Question

A 75 g, 30 cm long rod hangs vertically on a friction less, horizontal axel passing through the center. A 10 g ball of clay travelling horizontally at 2.5 m/s hits and stick to the very bottom tip of the rod. To what maximum angle, measured from vertical, does the rod rotates when the ball of clay is attached to the rod?

Answer 1

Angular momentum is conserved, just before the clay hits and just after; 
mv(L/2) = Iw 

I is the combined moment of inertia of the rod, (1/12)ML^2 , and the clay at the tip, m(L/2)^2 ; 
I = [(1/12)ML^2 + m(L/2)^2] 

Immediately after the collision the kinetic energy of rod + clay swings the rod up so the clay rises to a height "h" above its lowest point, giving it potential energy, mgh.
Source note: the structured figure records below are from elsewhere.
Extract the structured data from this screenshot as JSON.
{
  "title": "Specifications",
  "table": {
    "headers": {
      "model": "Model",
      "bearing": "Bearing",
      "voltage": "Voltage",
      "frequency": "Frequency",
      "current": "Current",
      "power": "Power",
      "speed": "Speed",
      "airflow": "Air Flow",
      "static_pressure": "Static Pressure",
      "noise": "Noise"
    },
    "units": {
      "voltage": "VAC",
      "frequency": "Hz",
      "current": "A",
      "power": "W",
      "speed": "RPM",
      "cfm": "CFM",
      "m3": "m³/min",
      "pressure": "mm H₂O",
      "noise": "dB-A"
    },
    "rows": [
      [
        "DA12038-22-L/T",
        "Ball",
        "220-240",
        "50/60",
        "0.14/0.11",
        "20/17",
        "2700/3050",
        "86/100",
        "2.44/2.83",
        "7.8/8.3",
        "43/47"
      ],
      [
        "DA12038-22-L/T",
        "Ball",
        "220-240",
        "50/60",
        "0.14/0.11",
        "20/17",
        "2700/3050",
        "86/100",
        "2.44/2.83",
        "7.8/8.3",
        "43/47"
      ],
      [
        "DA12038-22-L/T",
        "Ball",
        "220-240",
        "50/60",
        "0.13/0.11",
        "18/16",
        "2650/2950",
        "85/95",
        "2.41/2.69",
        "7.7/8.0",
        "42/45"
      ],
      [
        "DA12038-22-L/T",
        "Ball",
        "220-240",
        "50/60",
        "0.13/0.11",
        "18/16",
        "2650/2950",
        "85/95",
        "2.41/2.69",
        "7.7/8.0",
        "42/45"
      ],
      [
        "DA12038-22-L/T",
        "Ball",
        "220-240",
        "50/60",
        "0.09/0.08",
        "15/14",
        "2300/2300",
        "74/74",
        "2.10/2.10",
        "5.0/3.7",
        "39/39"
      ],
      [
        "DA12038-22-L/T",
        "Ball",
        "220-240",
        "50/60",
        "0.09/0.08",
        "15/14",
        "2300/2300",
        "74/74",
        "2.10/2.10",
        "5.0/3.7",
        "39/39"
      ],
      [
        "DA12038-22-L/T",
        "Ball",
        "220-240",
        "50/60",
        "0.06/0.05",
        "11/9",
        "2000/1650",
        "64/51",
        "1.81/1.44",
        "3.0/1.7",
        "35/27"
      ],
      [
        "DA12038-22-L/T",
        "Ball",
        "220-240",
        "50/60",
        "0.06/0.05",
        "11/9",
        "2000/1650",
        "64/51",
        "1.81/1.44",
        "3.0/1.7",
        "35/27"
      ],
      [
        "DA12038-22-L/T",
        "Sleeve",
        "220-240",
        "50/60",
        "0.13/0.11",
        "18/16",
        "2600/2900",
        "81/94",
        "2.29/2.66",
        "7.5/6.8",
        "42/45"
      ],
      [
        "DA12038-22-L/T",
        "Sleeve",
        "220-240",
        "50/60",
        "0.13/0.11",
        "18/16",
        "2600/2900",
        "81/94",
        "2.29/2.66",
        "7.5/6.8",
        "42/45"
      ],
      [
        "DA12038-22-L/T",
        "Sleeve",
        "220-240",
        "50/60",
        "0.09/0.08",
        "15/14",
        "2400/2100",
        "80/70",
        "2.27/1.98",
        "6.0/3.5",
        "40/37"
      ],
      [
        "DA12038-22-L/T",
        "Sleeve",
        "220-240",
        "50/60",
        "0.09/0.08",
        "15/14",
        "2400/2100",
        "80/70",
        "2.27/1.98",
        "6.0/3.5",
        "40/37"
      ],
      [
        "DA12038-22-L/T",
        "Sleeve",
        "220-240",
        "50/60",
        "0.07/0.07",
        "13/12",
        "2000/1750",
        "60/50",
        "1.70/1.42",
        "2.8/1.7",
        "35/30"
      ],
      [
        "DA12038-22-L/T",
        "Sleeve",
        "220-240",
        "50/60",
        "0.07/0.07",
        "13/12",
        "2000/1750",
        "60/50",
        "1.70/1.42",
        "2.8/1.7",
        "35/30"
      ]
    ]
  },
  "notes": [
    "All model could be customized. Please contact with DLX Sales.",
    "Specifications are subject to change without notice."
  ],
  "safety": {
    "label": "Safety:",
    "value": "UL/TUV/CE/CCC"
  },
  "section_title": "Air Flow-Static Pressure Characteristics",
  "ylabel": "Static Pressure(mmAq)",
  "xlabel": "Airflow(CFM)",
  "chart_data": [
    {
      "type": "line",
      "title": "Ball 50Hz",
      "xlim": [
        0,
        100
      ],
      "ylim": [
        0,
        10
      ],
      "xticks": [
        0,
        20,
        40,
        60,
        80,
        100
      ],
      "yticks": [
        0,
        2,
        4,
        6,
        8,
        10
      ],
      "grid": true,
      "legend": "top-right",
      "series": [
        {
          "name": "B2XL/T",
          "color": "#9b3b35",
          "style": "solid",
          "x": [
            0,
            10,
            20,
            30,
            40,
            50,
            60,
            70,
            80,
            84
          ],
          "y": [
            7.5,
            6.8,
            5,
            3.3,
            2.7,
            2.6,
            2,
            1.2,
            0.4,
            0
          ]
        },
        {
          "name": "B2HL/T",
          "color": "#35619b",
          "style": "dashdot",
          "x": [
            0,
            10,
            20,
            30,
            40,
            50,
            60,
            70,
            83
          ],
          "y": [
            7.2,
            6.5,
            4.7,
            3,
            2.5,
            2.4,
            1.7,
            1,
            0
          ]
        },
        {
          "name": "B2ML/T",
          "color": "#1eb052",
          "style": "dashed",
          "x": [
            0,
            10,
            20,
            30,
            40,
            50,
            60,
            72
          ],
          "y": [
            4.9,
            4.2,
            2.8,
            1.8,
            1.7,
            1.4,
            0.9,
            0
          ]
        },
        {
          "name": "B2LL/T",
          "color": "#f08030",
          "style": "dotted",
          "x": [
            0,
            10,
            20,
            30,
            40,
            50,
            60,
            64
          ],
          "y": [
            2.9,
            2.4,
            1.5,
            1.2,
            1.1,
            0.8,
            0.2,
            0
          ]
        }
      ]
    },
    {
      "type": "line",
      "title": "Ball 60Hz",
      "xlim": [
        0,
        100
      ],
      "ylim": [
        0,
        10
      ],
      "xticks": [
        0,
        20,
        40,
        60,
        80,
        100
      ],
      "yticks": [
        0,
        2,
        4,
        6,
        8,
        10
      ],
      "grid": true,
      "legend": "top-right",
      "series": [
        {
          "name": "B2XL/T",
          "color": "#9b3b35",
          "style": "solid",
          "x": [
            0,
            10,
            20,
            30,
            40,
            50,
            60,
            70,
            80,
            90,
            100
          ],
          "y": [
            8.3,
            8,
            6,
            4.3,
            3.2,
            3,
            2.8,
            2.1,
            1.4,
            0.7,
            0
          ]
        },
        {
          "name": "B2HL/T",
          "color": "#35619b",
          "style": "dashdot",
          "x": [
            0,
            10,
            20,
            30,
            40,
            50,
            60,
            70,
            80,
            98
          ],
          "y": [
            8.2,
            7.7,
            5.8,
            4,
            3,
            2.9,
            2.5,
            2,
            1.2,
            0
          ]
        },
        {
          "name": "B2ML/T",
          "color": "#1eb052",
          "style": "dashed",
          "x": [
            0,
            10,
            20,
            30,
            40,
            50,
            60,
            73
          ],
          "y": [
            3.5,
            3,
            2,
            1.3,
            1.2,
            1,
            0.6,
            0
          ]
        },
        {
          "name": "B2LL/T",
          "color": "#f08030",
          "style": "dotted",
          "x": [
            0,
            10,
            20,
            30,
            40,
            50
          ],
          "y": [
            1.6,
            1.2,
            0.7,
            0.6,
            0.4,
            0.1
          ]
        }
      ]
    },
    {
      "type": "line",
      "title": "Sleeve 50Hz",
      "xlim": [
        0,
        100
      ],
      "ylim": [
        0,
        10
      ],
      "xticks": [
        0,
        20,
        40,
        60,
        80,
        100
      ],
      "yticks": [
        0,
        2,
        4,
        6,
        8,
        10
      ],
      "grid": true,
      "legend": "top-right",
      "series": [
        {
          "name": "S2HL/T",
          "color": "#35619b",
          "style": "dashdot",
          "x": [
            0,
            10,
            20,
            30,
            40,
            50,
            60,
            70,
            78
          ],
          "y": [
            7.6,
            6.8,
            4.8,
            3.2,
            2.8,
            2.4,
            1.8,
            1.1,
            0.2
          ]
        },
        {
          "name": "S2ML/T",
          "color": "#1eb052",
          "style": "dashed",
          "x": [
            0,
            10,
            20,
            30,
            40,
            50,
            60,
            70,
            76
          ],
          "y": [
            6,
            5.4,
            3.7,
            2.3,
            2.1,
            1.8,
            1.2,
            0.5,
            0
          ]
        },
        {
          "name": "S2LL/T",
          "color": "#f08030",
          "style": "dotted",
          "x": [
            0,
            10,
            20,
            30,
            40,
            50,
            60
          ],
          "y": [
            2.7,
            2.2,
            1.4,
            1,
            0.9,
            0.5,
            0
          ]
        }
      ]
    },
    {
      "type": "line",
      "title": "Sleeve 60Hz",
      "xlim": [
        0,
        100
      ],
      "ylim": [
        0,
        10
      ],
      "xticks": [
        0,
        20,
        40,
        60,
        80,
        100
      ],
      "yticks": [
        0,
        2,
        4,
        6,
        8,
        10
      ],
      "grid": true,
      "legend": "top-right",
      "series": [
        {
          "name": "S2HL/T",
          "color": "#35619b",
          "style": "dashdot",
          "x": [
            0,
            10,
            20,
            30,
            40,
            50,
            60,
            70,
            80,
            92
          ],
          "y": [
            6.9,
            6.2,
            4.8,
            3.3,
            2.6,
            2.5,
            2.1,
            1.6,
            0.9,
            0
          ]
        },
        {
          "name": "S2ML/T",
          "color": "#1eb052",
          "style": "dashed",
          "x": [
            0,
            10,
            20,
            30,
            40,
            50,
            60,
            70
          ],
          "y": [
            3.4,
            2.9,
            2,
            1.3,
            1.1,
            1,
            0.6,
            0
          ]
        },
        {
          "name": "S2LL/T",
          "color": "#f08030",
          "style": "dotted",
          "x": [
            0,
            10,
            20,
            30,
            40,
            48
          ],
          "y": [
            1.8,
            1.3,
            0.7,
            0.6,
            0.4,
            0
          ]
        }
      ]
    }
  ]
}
From energy conservation in this phase of the problem; 
(1/2)Iw^2 = mgh 

Use the "w" found in the conservation of momentum above; and solve for "h" 
h = mv^2L^2/8gI 

Next, get the angle by noting it is related to "h" as; 
h = (L/2) - (L/2)Cos() 

So finally 
Cos() = 1- 2h/L = 1 - mv^2L/4gI 

m=mass of clay 
M=mass of rod 
L=length of rod 
v=velocity of clay